This does nothing to stop the rise of GCCs.
In tech industry, we already began slowing down H1B hiring after COVID, and remote work only exacerbated that trend (I can't justify spending $150k plus an additional 25-35% in withholdings, medical, and benefits when I can hire 2-3 people with a similar outlay in Praha or Bangalore or Tel Aviv).
At least with H1B hiring, there was some incentive for industries like cybersecurity to keep some engineering headcount in the US. Now I have no reason not to completely offshore to Tel Aviv or Praha becuase the talent is there and not in the US.
This H1B change does nothing to solve the pipeline crisis nor does it solve offshoring (though even with a services tax, I'd be hard pressed to find the same ecosystem in the US like I can in Israel or Poland or even India for significant swaths of cybersecurity).
Finally, charging $100k per year per H1B employee means I can now justify a $1-10M investment in building a GCC abroad in CEE or India and availing tax benefits, subsidies, and tax holidays.

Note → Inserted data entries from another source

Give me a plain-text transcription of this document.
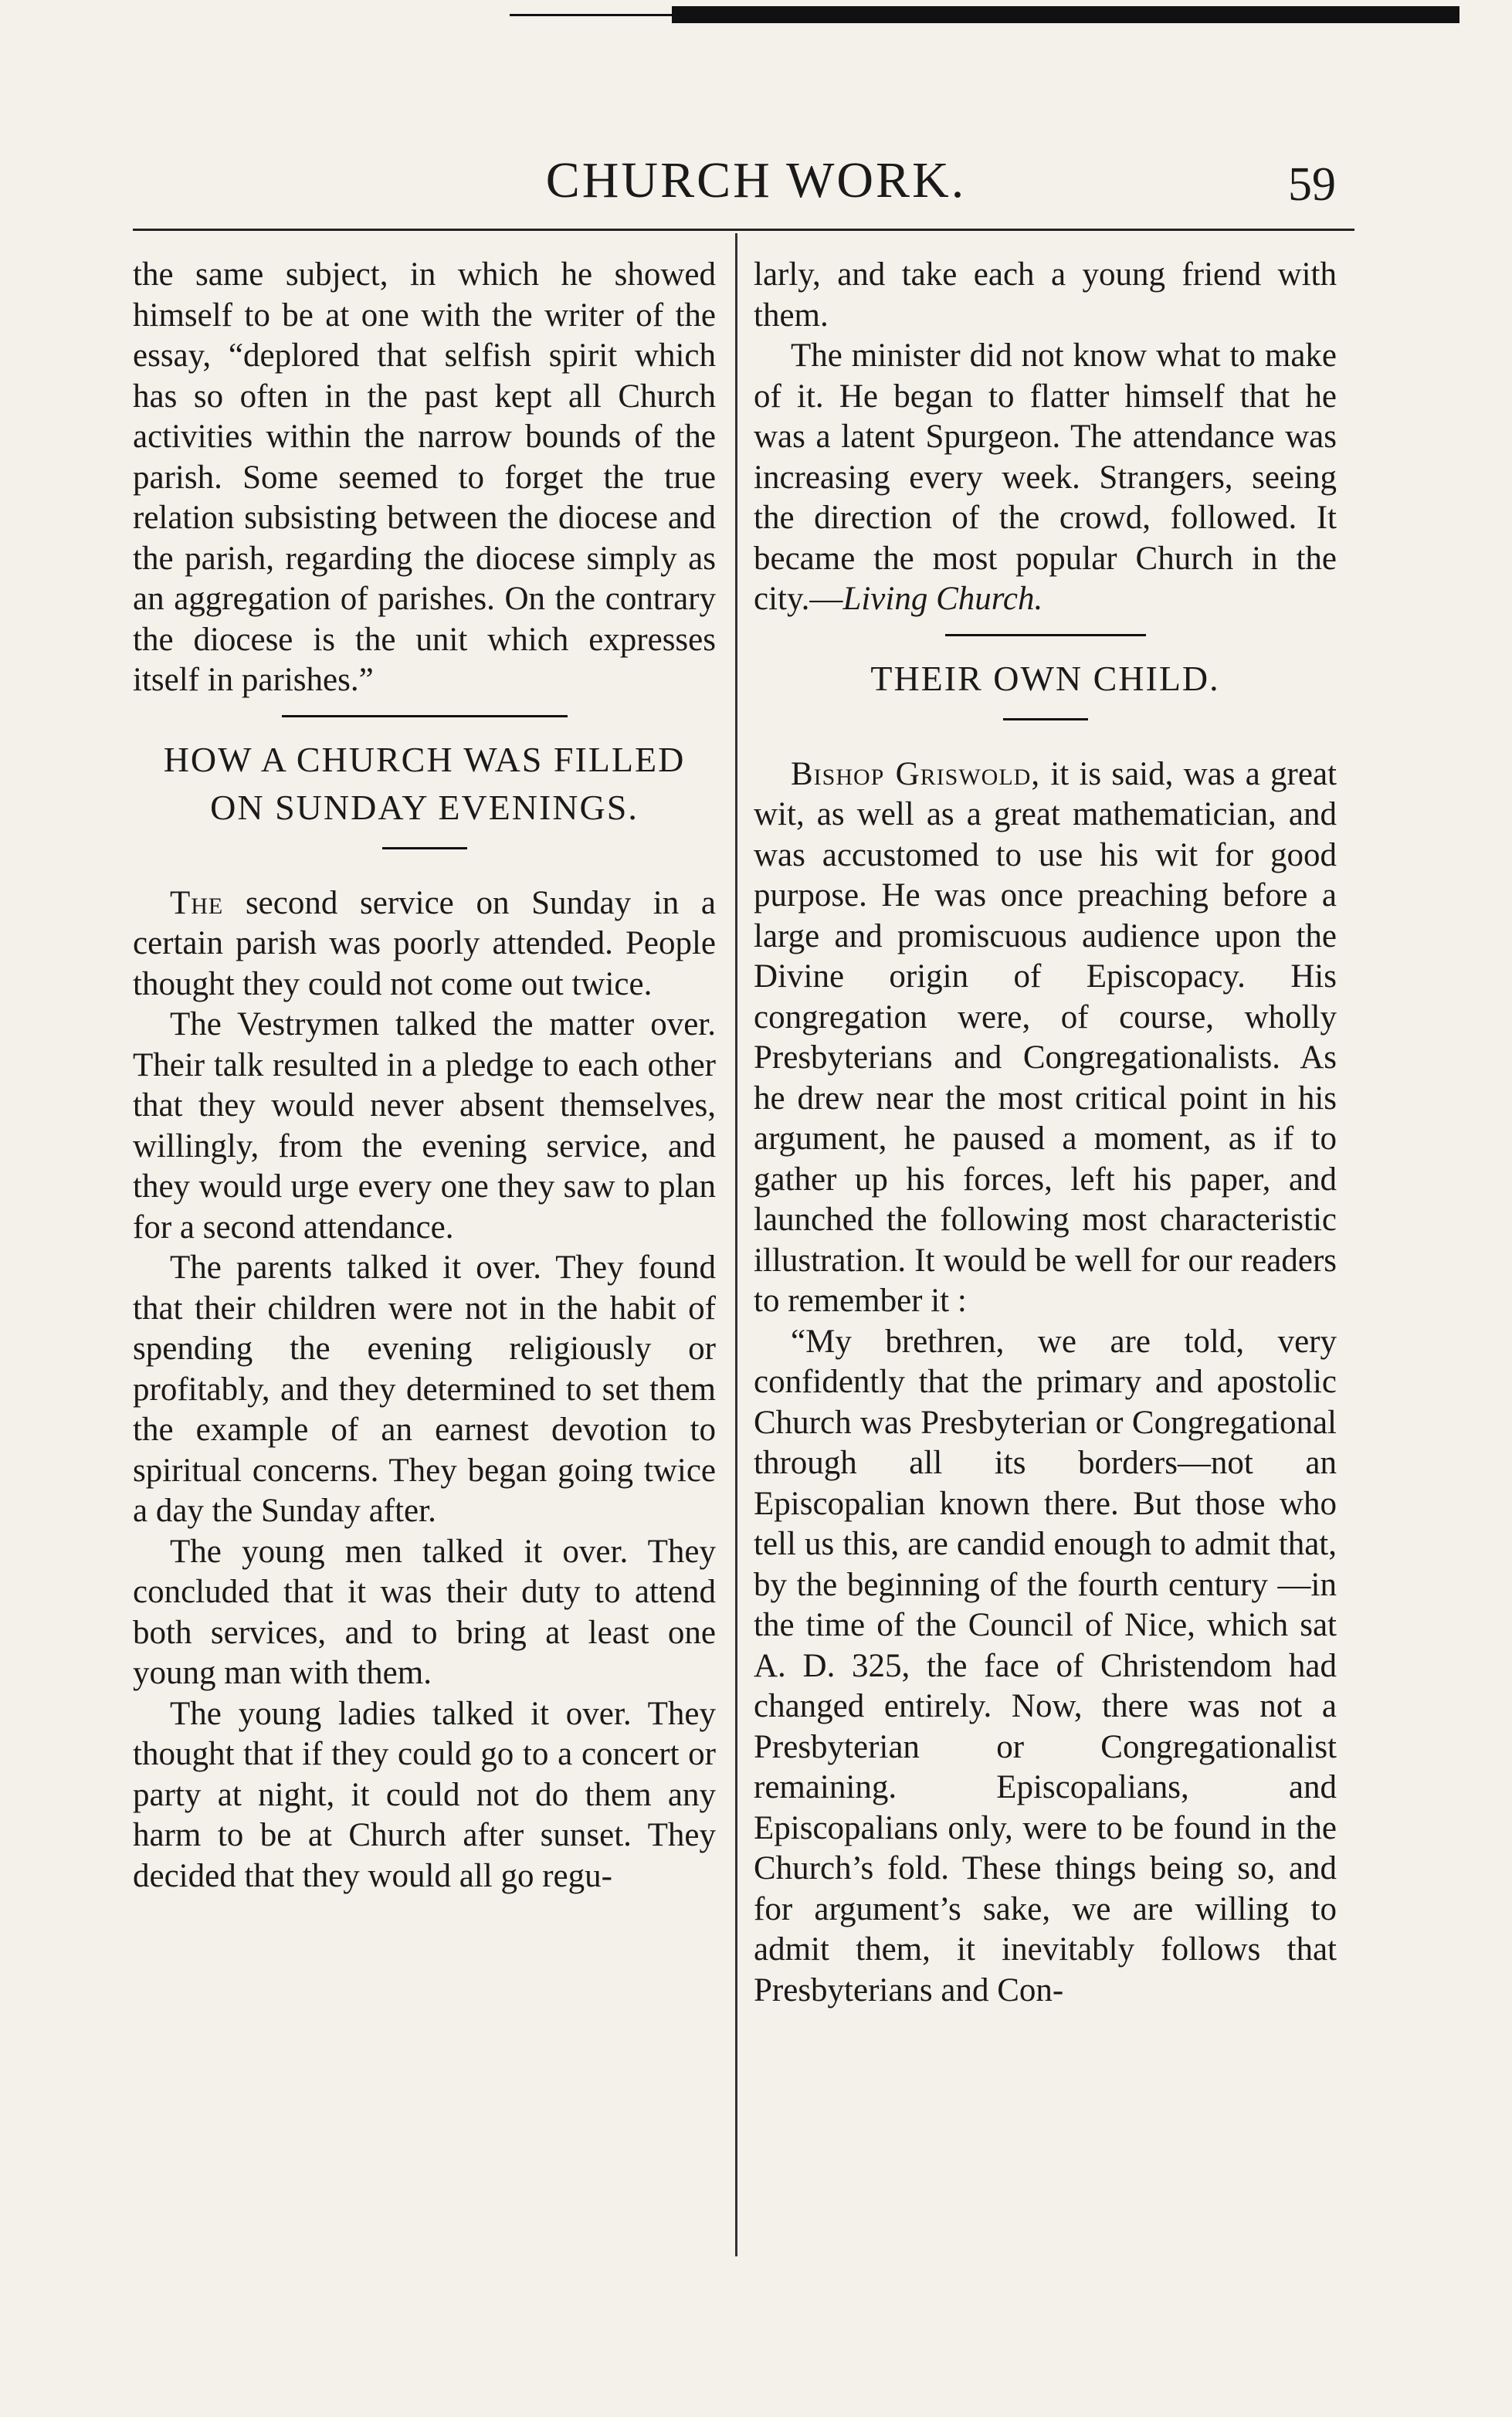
CHURCH WORK.	59

the same subject, in which he showed himself to be at one with the writer of the essay, “deplored that selfish spirit which has so often in the past kept all Church activities within the narrow bounds of the parish. Some seemed to forget the true relation subsisting between the diocese and the parish, regarding the diocese simply as an aggregation of parishes. On the contrary the diocese is the unit which expresses itself in parishes.”

HOW A CHURCH WAS FILLED
ON SUNDAY EVENINGS.

The second service on Sunday in a certain parish was poorly attended. People thought they could not come out twice.

The Vestrymen talked the matter over. Their talk resulted in a pledge to each other that they would never absent themselves, willingly, from the evening service, and they would urge every one they saw to plan for a second attendance.

The parents talked it over. They found that their children were not in the habit of spending the evening religiously or profitably, and they determined to set them the example of an earnest devotion to spiritual concerns. They began going twice a day the Sunday after.

The young men talked it over. They concluded that it was their duty to attend both services, and to bring at least one young man with them.

The young ladies talked it over. They thought that if they could go to a concert or party at night, it could not do them any harm to be at Church after sunset. They decided that they would all go regu-

larly, and take each a young friend with them.

The minister did not know what to make of it. He began to flatter himself that he was a latent Spurgeon. The attendance was increasing every week. Strangers, seeing the direction of the crowd, followed. It became the most popular Church in the city.—Living Church.

THEIR OWN CHILD.

Bishop Griswold, it is said, was a great wit, as well as a great mathematician, and was accustomed to use his wit for good purpose. He was once preaching before a large and promiscuous audience upon the Divine origin of Episcopacy. His congregation were, of course, wholly Presbyterians and Congregationalists. As he drew near the most critical point in his argument, he paused a moment, as if to gather up his forces, left his paper, and launched the following most characteristic illustration. It would be well for our readers to remember it :

“My brethren, we are told, very confidently that the primary and apostolic Church was Presbyterian or Congregational through all its borders—not an Episcopalian known there. But those who tell us this, are candid enough to admit that, by the beginning of the fourth century —in the time of the Council of Nice, which sat A. D. 325, the face of Christendom had changed entirely. Now, there was not a Presbyterian or Congregationalist remaining. Episcopalians, and Episcopalians only, were to be found in the Church’s fold. These things being so, and for argument’s sake, we are willing to admit them, it inevitably follows that Presbyterians and Con-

All this did is now incentivize me to push my portfolio companies to move hiring almost entirely abroad and choose a couple of high level PMs and EMs on H1Bs who would be open to becoming a Director of PM or Director of Engineering at a GCC abroad.
On top of that, the cream of the crop you want with a brain drain like academics in STEM fields, nurses, and doctors are sponsored on H1Bs.
America has a pipeline and skills problem in a lot of STEM fields and subfields, and coding bootcamp grads aren't going to cut it.
Cutting down on processing abuse by consultancies is something everyone can get behind, but this is literally the stupidest way to approach that problem.